Wednesday, April 11, 2012
Easter Adventures and More Medical Pondering
Oriental Bay, March 2012. Not a breath of wind.
So what's a girl to do when Easter throws up perfect weather here in Wellington? Don't forget, it's autumn in New Zealand, and Welly's not exactly known for its climate at the best of times. It was a very lacklustre summer, so it's been pleasant to be gifted an ideal autumn Easter break.
Devil's Gate, Southern Coast of Wellington
My next event is a trail half marathon this Saturday. It's a fairly flat course and mostly on forestry tracks, so not too technical. On Saturday I went out on my last long training run - two hours around the flat, gravelly and sandy trail out past Red Rocks. The first four or so kilometres are fairly straightforward, but then the trail deteriorates and is interspersed with big banks of gravelly rocks which have to be gingerly traversed, or deep sand which has to be waded through.
After Devil's Gate I was almost completely on my own. It was just me, the hills to my right, and the sea to my left. So incredibly beautiful and so remote-feeling despite being so close to my country's capital city. After about eight and a half kilometres the hills turned into a huge sand dune which begs for a repeat visit for some sliding. The road became deep sand. I turned around and plodded slowly back to the car park. On the way back I sort of lost interest and energy and it was not a negative split by any means.
Cooling my legs in the sea at the end of my run.
The lacklustre nature of this run concerned me in that it followed a week of absolute exhaustion. I had become a fan of the afternoon nap, and was cultivating a close relationship with the sofa. Even with the beautiful weather and free time I had lost my mojo and just wanted to sit around.
Was I prepared to let myself do that? Well, no. I decided to let the housework and gardening slide instead!
Looking from Red Rocks car park towards Pencarrow
On Sunday I went out for a road ride with a friend, Karen, and a new women's riding pack.
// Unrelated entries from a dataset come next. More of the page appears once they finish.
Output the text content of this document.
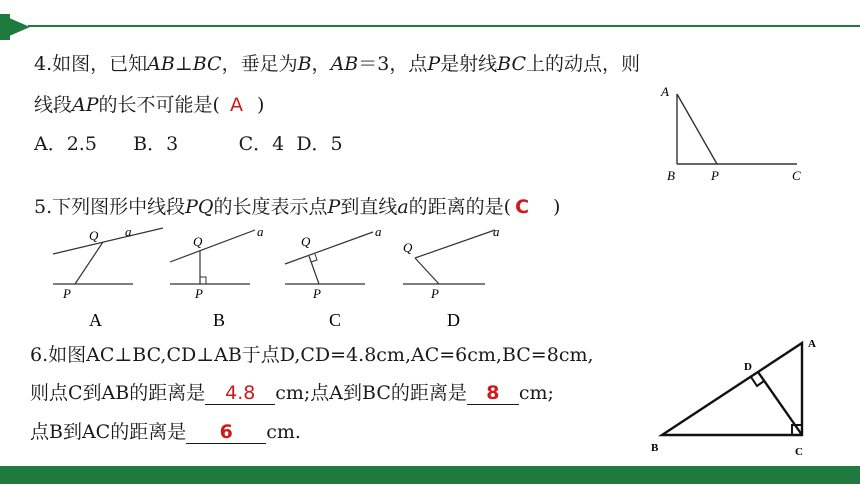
4.如图，已知AB⊥BC，垂足为B，AB＝3，点P是射线BC上的动点，则
线段AP的长不可能是( A )
A．2.5      B．3          C．4  D．5
A
B	P	C
5.下列图形中线段PQ的长度表示点P到直线a的距离的是( C )
Q a
P
A
Q
a
P
B
Q
a
P
C
Q
a
P
D
6.如图AC⊥BC,CD⊥AB于点D,CD=4.8cm,AC=6cm,BC=8cm,
则点C到AB的距离是 4.8 cm;点A到BC的距离是 8 cm;
点B到AC的距离是 6 cm.
A
B	C
D
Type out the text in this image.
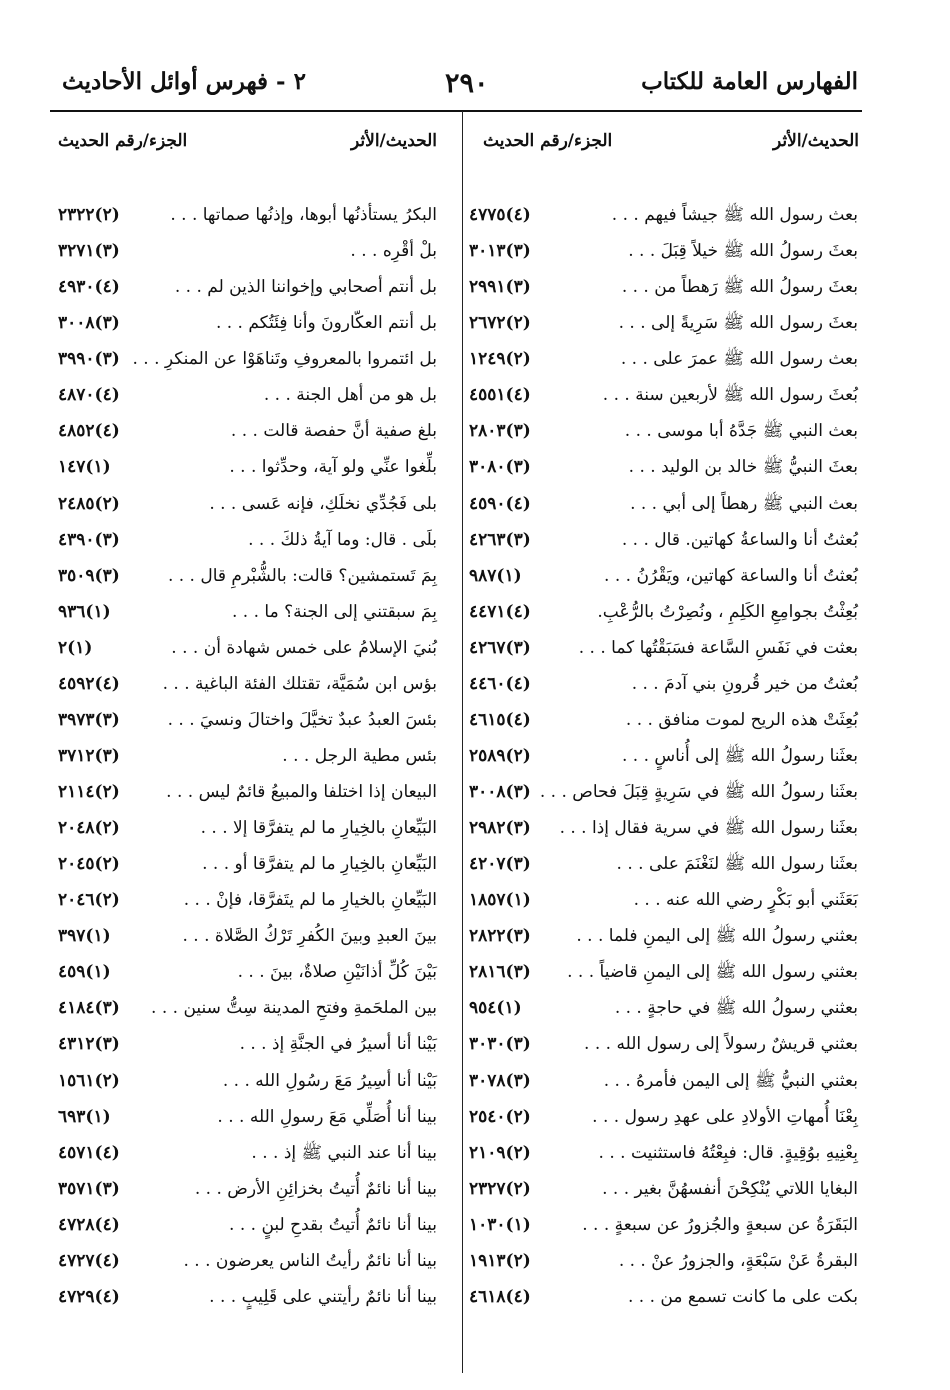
الفهارس العامة للكتاب
٢٩٠
٢ - فهرس أوائل الأحاديث
الحديث/الأثر
الجزء/رقم الحديث
بعث رسول الله ﷺ جيشاً فيهم . . .
(٤)٤٧٧٥
بعثَ رسولُ الله ﷺ خيلاً قِبَلَ . . .
(٣)٣٠١٣
بعثَ رسولُ الله ﷺ رَهطاً من . . .
(٣)٢٩٩١
بعثَ رسول الله ﷺ سَرِيةً إلى . . .
(٢)٢٦٧٢
بعث رسول الله ﷺ عمرَ على . . .
(٢)١٢٤٩
بُعثَ رسول الله ﷺ لأربعين سنة . . .
(٤)٤٥٥١
بعث النبي ﷺ جَدَّهُ أبا موسى . . .
(٣)٢٨٠٣
بعثَ النبيُّ ﷺ خالد بن الوليد . . .
(٣)٣٠٨٠
بعث النبي ﷺ رهطاً إلى أبي . . .
(٤)٤٥٩٠
بُعثتُ أنا والساعةُ كهاتين. قال . . .
(٣)٤٢٦٣
بُعثتُ أنا والساعة كهاتين، ويَقْرُنُ . . .
(١)٩٨٧
بُعِثْتُ بجوامِعِ الكَلِمِ ، ونُصِرْتُ بالرُّعْبِ.
(٤)٤٤٧١
بعثت في نَفَسِ السَّاعة فسَبَقْتُها كما . . .
(٣)٤٢٦٧
بُعثتُ من خير قُرونِ بني آدمَ . . .
(٤)٤٤٦٠
بُعِثَتْ هذه الريح لموت منافق . . .
(٤)٤٦١٥
بعثَنا رسولُ الله ﷺ إلى أُناسٍ . . .
(٢)٢٥٨٩
بعثَنا رسولُ الله ﷺ في سَرِيةٍ قِبَلَ فحاص . . .
(٣)٣٠٠٨
بعثَنا رسول الله ﷺ في سرية فقال إذا . . .
(٣)٢٩٨٢
بعثَنا رسول الله ﷺ لنَغْنَمَ على . . .
(٣)٤٢٠٧
بَعَثَني أبو بَكْرٍ رضي الله عنه . . .
(١)١٨٥٧
بعثني رسولُ الله ﷺ إلى اليمنِ فلما . . .
(٣)٢٨٢٢
بعثني رسول الله ﷺ إلى اليمنِ قاضياً . . .
(٣)٢٨١٦
بعثني رسولُ الله ﷺ في حاجةٍ . . .
(١)٩٥٤
بعثني قريشٌ رسولاً إلى رسول الله . . .
(٣)٣٠٣٠
بعثني النبيُّ ﷺ إلى اليمن فأمرهُ . . .
(٣)٣٠٧٨
بِعْنَا أُمهاتِ الأولادِ على عهدِ رسول . . .
(٢)٢٥٤٠
بِعْنِيهِ بوُقِيةٍ. قال: فبِعْتُهُ فاستثنيت . . .
(٢)٢١٠٩
البغايا اللاتي يُنْكِحْنَ أنفسهُنَّ بغير . . .
(٢)٢٣٢٧
البَقَرَةُ عن سبعةٍ والجُزورُ عن سبعةٍ . . .
(١)١٠٣٠
البقرةُ عَنْ سَبْعَةٍ، والجزورُ عنْ . . .
(٢)١٩١٣
بكت على ما كانت تسمع من . . .
(٤)٤٦١٨
الحديث/الأثر
الجزء/رقم الحديث
البكرُ يستأذنُها أبوها، وإذنُها صماتها . . .
(٢)٢٣٢٢
بلْ أقْرِه . . .
(٣)٣٢٧١
بل أنتم أصحابي وإخواننا الذين لم . . .
(٤)٤٩٣٠
بل أنتم العكّارونَ وأنا فِئَتُكم . . .
(٣)٣٠٠٨
بل ائتمروا بالمعروفِ وتَناهَوْا عن المنكرِ . . .
(٣)٣٩٩٠
بل هو من أهل الجنة . . .
(٤)٤٨٧٠
بلغ صفية أنَّ حفصة قالت . . .
(٤)٤٨٥٢
بلِّغوا عنِّي ولو آية، وحدِّثوا . . .
(١)١٤٧
بلى فَجُدِّي نخلَكِ، فإنه عَسى . . .
(٢)٢٤٨٥
بلَى . قال: وما آيةُ ذلكَ . . .
(٣)٤٣٩٠
بِمَ تَستمشين؟ قالت: بالشُّبْرمِ قال . . .
(٣)٣٥٠٩
بِمَ سبقتني إلى الجنة؟ ما . . .
(١)٩٣٦
بُنيَ الإسلامُ على خمس شهادة أن . . .
(١)٢
بؤس ابن سُمَيَّة، تقتلك الفئة الباغية . . .
(٤)٤٥٩٢
بئسَ العبدُ عبدٌ تخيَّلَ واختالَ ونسيَ . . .
(٣)٣٩٧٣
بئس مطية الرجل . . .
(٣)٣٧١٢
البيعان إذا اختلفا والمبيعُ قائمٌ ليس . . .
(٢)٢١١٤
البَيِّعانِ بالخِيارِ ما لم يتفرَّقا إلا . . .
(٢)٢٠٤٨
البَيِّعانِ بالخِيارِ ما لم يتفرَّقا أو . . .
(٢)٢٠٤٥
البَيِّعانِ بالخيارِ ما لم يتَفرَّقا، فإنْ . . .
(٢)٢٠٤٦
بينَ العبدِ وبينَ الكُفرِ تَرْكُ الصَّلاة . . .
(١)٣٩٧
بَيْنَ كُلِّ أذانَيْنِ صلاةٌ، بينَ . . .
(١)٤٥٩
بين الملحَمةِ وفتحِ المدينة سِتُّ سنين . . .
(٣)٤١٨٤
بَيْنا أنا أسيرُ في الجنَّةِ إذ . . .
(٣)٤٣١٢
بَيْنا أنا أسِيرُ مَعَ رسُولِ الله . . .
(٢)١٥٦١
بينا أنا أُصَلِّي مَعَ رسولِ الله . . .
(١)٦٩٣
بينا أنا عند النبي ﷺ إذ . . .
(٤)٤٥٧١
بينا أنا نائمٌ أُتيتُ بخزائِنِ الأرض . . .
(٣)٣٥٧١
بينا أنا نائمٌ أُتيتُ بقدحِ لبنٍ . . .
(٤)٤٧٢٨
بينا أنا نائمٌ رأيتُ الناس يعرضون . . .
(٤)٤٧٢٧
بينا أنا نائمٌ رأيتني على قَلِيبٍ . . .
(٤)٤٧٢٩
We were scheduled to do an easy ride of the Bays here in Wellington - about two hours and mostly flat. I should have known I was in trouble. My friend and her riding partner have been training seriously for some big cycling events lately. Another girl has just come off Ironman training, and a couple of the others just looked very fit in general.
I coped easily while we were on the flat but got owned when we climbed the five kilometres to the top of Brooklyn Hill. Karen even came back looking for me. So embarrassing. I guess my legs were more tired from the day before than I'd thought, and I really need some more bike time!
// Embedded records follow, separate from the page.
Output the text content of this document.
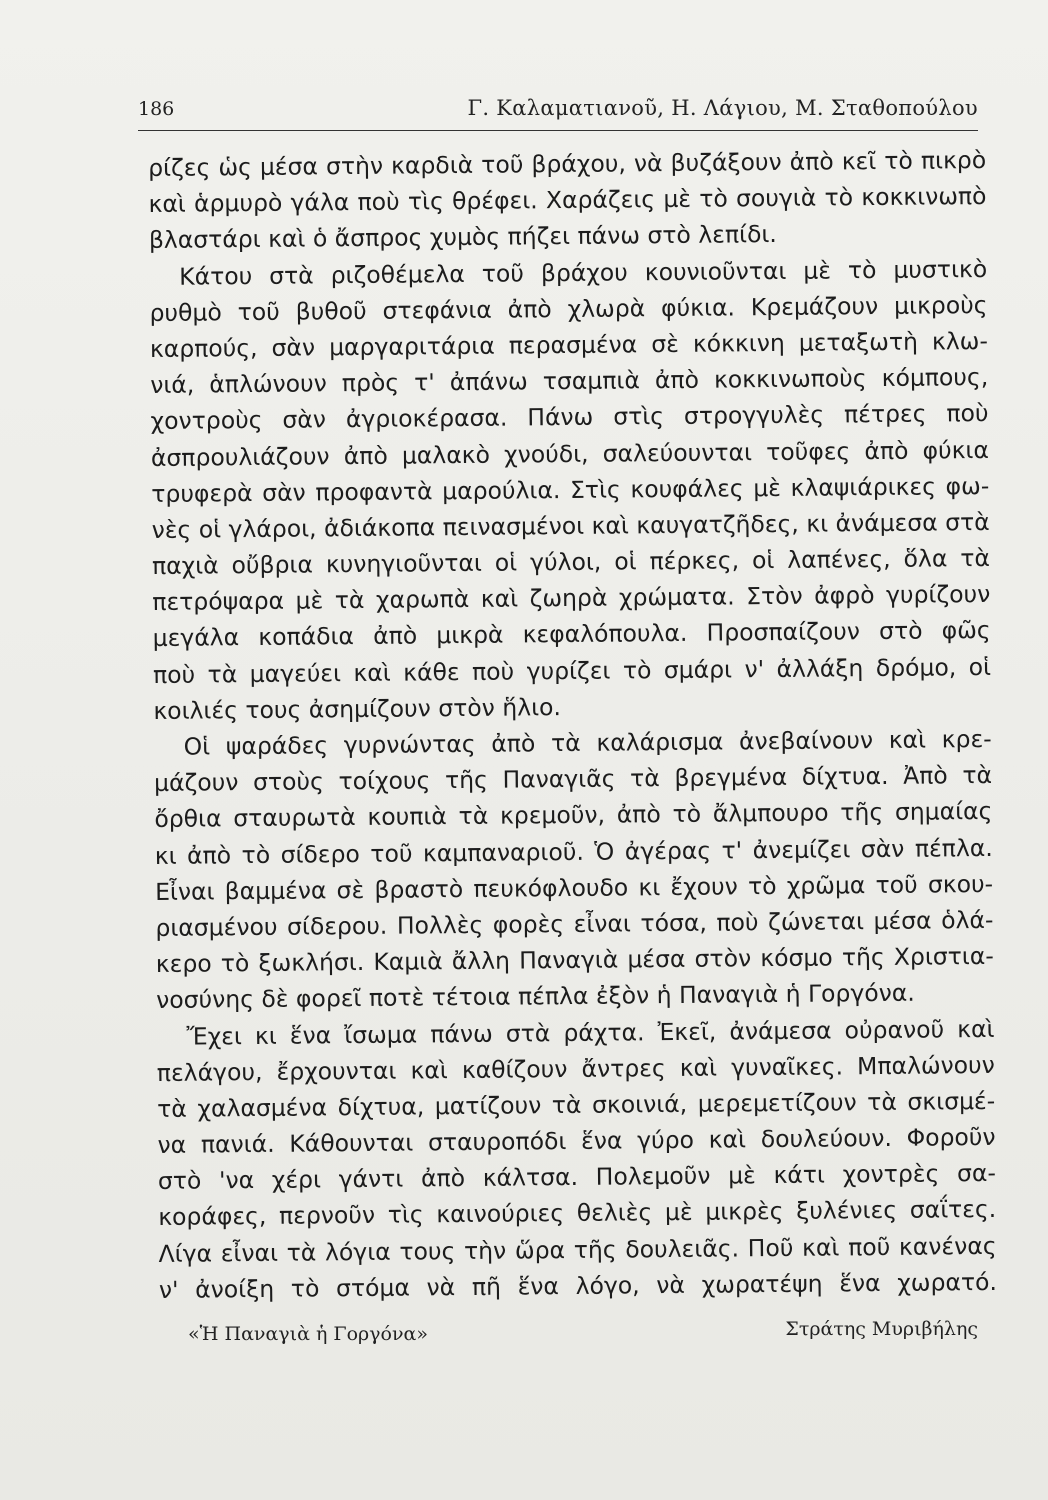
186	Γ. Καλαματιανοῦ, Η. Λάγιου, Μ. Σταθοπούλου
ρίζες ὡς μέσα στὴν καρδιὰ τοῦ βράχου, νὰ βυζάξουν ἀπὸ κεῖ τὸ πικρὸ
καὶ ἁρμυρὸ γάλα ποὺ τὶς θρέφει. Χαράζεις μὲ τὸ σουγιὰ τὸ κοκκινωπὸ
βλαστάρι καὶ ὁ ἄσπρος χυμὸς πήζει πάνω στὸ λεπίδι.
Κάτου στὰ ριζοθέμελα τοῦ βράχου κουνιοῦνται μὲ τὸ μυστικὸ
ρυθμὸ τοῦ βυθοῦ στεφάνια ἀπὸ χλωρὰ φύκια. Κρεμάζουν μικροὺς
καρπούς, σὰν μαργαριτάρια περασμένα σὲ κόκκινη μεταξωτὴ κλω-
νιά, ἁπλώνουν πρὸς τ' ἀπάνω τσαμπιὰ ἀπὸ κοκκινωποὺς κόμπους,
χοντροὺς σὰν ἀγριοκέρασα. Πάνω στὶς στρογγυλὲς πέτρες ποὺ
ἀσπρουλιάζουν ἀπὸ μαλακὸ χνούδι, σαλεύουνται τοῦφες ἀπὸ φύκια
τρυφερὰ σὰν προφαντὰ μαρούλια. Στὶς κουφάλες μὲ κλαψιάρικες φω-
νὲς οἱ γλάροι, ἀδιάκοπα πεινασμένοι καὶ καυγατζῆδες, κι ἀνάμεσα στὰ
παχιὰ οὔβρια κυνηγιοῦνται οἱ γύλοι, οἱ πέρκες, οἱ λαπένες, ὅλα τὰ
πετρόψαρα μὲ τὰ χαρωπὰ καὶ ζωηρὰ χρώματα. Στὸν ἀφρὸ γυρίζουν
μεγάλα κοπάδια ἀπὸ μικρὰ κεφαλόπουλα. Προσπαίζουν στὸ φῶς
ποὺ τὰ μαγεύει καὶ κάθε ποὺ γυρίζει τὸ σμάρι ν' ἀλλάξη δρόμο, οἱ
κοιλιές τους ἀσημίζουν στὸν ἥλιο.
Οἱ ψαράδες γυρνώντας ἀπὸ τὰ καλάρισμα ἀνεβαίνουν καὶ κρε-
μάζουν στοὺς τοίχους τῆς Παναγιᾶς τὰ βρεγμένα δίχτυα. Ἀπὸ τὰ
ὄρθια σταυρωτὰ κουπιὰ τὰ κρεμοῦν, ἀπὸ τὸ ἄλμπουρο τῆς σημαίας
κι ἀπὸ τὸ σίδερο τοῦ καμπαναριοῦ. Ὁ ἀγέρας τ' ἀνεμίζει σὰν πέπλα.
Εἶναι βαμμένα σὲ βραστὸ πευκόφλουδο κι ἔχουν τὸ χρῶμα τοῦ σκου-
ριασμένου σίδερου. Πολλὲς φορὲς εἶναι τόσα, ποὺ ζώνεται μέσα ὁλά-
κερο τὸ ξωκλήσι. Καμιὰ ἄλλη Παναγιὰ μέσα στὸν κόσμο τῆς Χριστια-
νοσύνης δὲ φορεῖ ποτὲ τέτοια πέπλα ἐξὸν ἡ Παναγιὰ ἡ Γοργόνα.
Ἔχει κι ἕνα ἴσωμα πάνω στὰ ράχτα. Ἐκεῖ, ἀνάμεσα οὐρανοῦ καὶ
πελάγου, ἔρχουνται καὶ καθίζουν ἄντρες καὶ γυναῖκες. Μπαλώνουν
τὰ χαλασμένα δίχτυα, ματίζουν τὰ σκοινιά, μερεμετίζουν τὰ σκισμέ-
να πανιά. Κάθουνται σταυροπόδι ἕνα γύρο καὶ δουλεύουν. Φοροῦν
στὸ 'να χέρι γάντι ἀπὸ κάλτσα. Πολεμοῦν μὲ κάτι χοντρὲς σα-
κοράφες, περνοῦν τὶς καινούριες θελιὲς μὲ μικρὲς ξυλένιες σαΐτες.
Λίγα εἶναι τὰ λόγια τους τὴν ὥρα τῆς δουλειᾶς. Ποῦ καὶ ποῦ κανένας
ν' ἀνοίξη τὸ στόμα νὰ πῆ ἕνα λόγο, νὰ χωρατέψη ἕνα χωρατό.
«Ἡ Παναγιὰ ἡ Γοργόνα»	Στράτης Μυριβήλης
The lower of the two Pencarrow lighthouses.
After yet another afternoon nap on Sunday I was up again for a mountainbike ride with my friend Julia. I was really feeling quite worn out by this stage, but I knew I was a faster rider than Julia so figured I could take it easy. We started from the car park at the end of Eastborne, on the opposite side of the harbour from the car park I'd run from on the Saturday.
This wasn't exactly hard core cycling. For the most part it's an easy ride on a four wheel drive track. It's only the last four or so kilometres which get a bit more technical as the track slowly peeters out. We finished up in gravelly sand at Baring Head, a popular rock climbing site. The land around Baring Head has recently been purchased from private ownership to be turned into public reserve. I'm planning to return to explore the trails inland, and the historic lighthouse and farm buildings. Such an amazing asset for the city.
We'd had what seemed like beautifully calm conditions on the way out, but it only seemed that way because of the stonking Northerly headwind we turned into on the way back. It was a total slog back to the car and I was really quite shattered by the time we finished. It was all I could do to get my bike into my car and drive home. I spent the afternoon getting off the sofa in short bursts to tick chores off my to-do list. All the same, I was feeling so lucky and grateful to be able to spend my weekend outdoors doing what I love.
Through the whole weekend (and most of last week) I'd had a headache, and by yesterday I was starting to worry that my surgery might have failed and that I'd soon be back in hospital again. I'd lost my appetite and all motivation, and last night's squad run was a non-event.
Then I looked at my calendar and realised it had been four months since my last B12 shot. Guess what I had this afternoon? Guess who feels a lot better already? Yes. I'm an idiot. Don't let me make that mistake again!